I did a screen shot of all of the parameters available under V6>Surfaces>Skin but no way to include one here. There are approx 60 parameters. I did a search, and have scrolled carefully through the entire list, but Glossy Layered Weight, Glossy Reflectivity, Glossy Roughness and Top Coat Layering appear nowhere.
Should I be looking at a different advanced palette?
It starts with:
Tags
Ambient Color
Ambient SSS Contribution
Ambient Strength
Bump Noise Strength
…. and ends with …
UV Set
Angle
SmoothOnline ID Color
Online Depth.
Thanks very much for your help.
Last point, in case this is helpful: on another tutorial, the Surfaces tab is titled “Surfaces (Color)” – mine is just Surfaces.
THANKS> Just figured it out. I had Skin selected but did not have “All”at the very top of the Editor menu. Thanks for being so considerate and responding, and providing the link.

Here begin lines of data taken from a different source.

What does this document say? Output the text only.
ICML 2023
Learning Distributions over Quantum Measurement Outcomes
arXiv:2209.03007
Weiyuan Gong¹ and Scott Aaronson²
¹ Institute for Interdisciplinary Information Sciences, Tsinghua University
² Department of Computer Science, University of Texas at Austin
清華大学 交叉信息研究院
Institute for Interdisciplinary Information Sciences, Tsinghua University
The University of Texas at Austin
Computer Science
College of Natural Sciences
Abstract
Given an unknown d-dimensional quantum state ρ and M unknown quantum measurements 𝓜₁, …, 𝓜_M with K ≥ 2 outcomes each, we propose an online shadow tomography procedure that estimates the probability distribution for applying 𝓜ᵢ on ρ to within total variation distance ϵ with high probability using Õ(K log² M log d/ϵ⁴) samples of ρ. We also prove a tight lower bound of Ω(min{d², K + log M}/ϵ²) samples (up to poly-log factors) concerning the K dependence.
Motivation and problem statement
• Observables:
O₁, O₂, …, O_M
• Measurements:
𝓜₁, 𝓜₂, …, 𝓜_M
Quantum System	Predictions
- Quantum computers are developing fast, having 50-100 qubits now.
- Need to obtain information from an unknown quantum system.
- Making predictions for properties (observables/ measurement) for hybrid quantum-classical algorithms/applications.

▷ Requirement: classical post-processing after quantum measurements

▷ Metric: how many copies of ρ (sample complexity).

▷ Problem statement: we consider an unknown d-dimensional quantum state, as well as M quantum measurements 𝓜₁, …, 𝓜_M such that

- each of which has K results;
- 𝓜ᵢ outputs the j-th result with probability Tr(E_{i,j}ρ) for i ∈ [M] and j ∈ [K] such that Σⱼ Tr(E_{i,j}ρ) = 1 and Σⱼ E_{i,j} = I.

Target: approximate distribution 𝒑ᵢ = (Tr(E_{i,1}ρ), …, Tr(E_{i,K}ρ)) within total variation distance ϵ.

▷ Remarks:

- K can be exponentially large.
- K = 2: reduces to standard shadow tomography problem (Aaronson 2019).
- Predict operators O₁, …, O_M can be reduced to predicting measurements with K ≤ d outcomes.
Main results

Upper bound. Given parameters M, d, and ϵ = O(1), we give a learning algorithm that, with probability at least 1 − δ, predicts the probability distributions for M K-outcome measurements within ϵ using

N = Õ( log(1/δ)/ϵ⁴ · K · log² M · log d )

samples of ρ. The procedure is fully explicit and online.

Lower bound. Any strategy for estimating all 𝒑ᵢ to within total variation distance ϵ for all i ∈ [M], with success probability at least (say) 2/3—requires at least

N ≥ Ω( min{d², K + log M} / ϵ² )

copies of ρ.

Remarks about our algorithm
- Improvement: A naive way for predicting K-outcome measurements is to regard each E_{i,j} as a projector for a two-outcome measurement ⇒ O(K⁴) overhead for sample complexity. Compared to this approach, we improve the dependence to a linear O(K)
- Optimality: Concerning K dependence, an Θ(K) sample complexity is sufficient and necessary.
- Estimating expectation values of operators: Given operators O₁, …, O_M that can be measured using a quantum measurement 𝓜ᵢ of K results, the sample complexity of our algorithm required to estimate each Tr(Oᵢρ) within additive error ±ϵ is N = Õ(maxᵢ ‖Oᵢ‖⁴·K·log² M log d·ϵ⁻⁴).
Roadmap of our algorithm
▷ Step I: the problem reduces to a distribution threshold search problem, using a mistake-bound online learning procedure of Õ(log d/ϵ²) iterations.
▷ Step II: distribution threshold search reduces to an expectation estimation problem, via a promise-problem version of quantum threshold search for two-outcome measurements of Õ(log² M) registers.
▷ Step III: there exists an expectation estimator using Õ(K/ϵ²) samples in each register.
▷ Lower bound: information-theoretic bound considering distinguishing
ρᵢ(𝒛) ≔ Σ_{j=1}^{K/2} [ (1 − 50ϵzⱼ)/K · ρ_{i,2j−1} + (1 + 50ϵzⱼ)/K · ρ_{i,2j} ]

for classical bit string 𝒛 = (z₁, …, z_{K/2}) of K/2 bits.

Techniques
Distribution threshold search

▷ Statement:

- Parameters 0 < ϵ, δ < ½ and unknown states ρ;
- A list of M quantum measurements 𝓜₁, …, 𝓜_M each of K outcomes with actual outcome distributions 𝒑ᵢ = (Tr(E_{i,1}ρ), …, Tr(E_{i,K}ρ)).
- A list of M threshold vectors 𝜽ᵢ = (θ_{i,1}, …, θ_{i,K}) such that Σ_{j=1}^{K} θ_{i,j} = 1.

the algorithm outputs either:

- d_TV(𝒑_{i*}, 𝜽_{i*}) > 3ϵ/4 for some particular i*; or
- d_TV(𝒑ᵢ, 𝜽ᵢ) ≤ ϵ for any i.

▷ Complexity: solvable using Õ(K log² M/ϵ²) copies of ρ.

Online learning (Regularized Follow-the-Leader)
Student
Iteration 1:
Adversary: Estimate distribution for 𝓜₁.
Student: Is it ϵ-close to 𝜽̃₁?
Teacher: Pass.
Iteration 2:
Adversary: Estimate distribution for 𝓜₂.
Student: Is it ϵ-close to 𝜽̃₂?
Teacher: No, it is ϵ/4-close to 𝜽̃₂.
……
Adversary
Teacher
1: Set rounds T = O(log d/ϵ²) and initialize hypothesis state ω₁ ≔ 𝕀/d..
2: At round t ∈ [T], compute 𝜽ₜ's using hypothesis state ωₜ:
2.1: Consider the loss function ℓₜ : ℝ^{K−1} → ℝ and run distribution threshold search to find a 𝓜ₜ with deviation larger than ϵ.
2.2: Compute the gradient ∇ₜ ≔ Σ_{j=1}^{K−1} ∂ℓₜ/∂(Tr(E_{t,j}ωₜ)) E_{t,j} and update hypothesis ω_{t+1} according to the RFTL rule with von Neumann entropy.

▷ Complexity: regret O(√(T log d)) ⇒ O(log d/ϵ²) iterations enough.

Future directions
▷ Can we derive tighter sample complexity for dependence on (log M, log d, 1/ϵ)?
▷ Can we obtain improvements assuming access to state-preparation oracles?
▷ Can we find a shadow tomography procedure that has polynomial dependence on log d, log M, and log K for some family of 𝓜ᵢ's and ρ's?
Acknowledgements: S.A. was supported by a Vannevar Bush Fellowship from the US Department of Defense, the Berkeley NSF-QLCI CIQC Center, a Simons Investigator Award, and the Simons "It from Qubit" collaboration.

You are very welcome. Feel free to post more questions here.
select skin under “character name” in the surface box.
I cannot get this to work on scenes outside where there is a sky dome, the water shell reacts very strangely. any suggestions?
Probably a result of the reflection. First thing I would check is the skydome and skydome settings. Try setting it to Infinity and see what changes.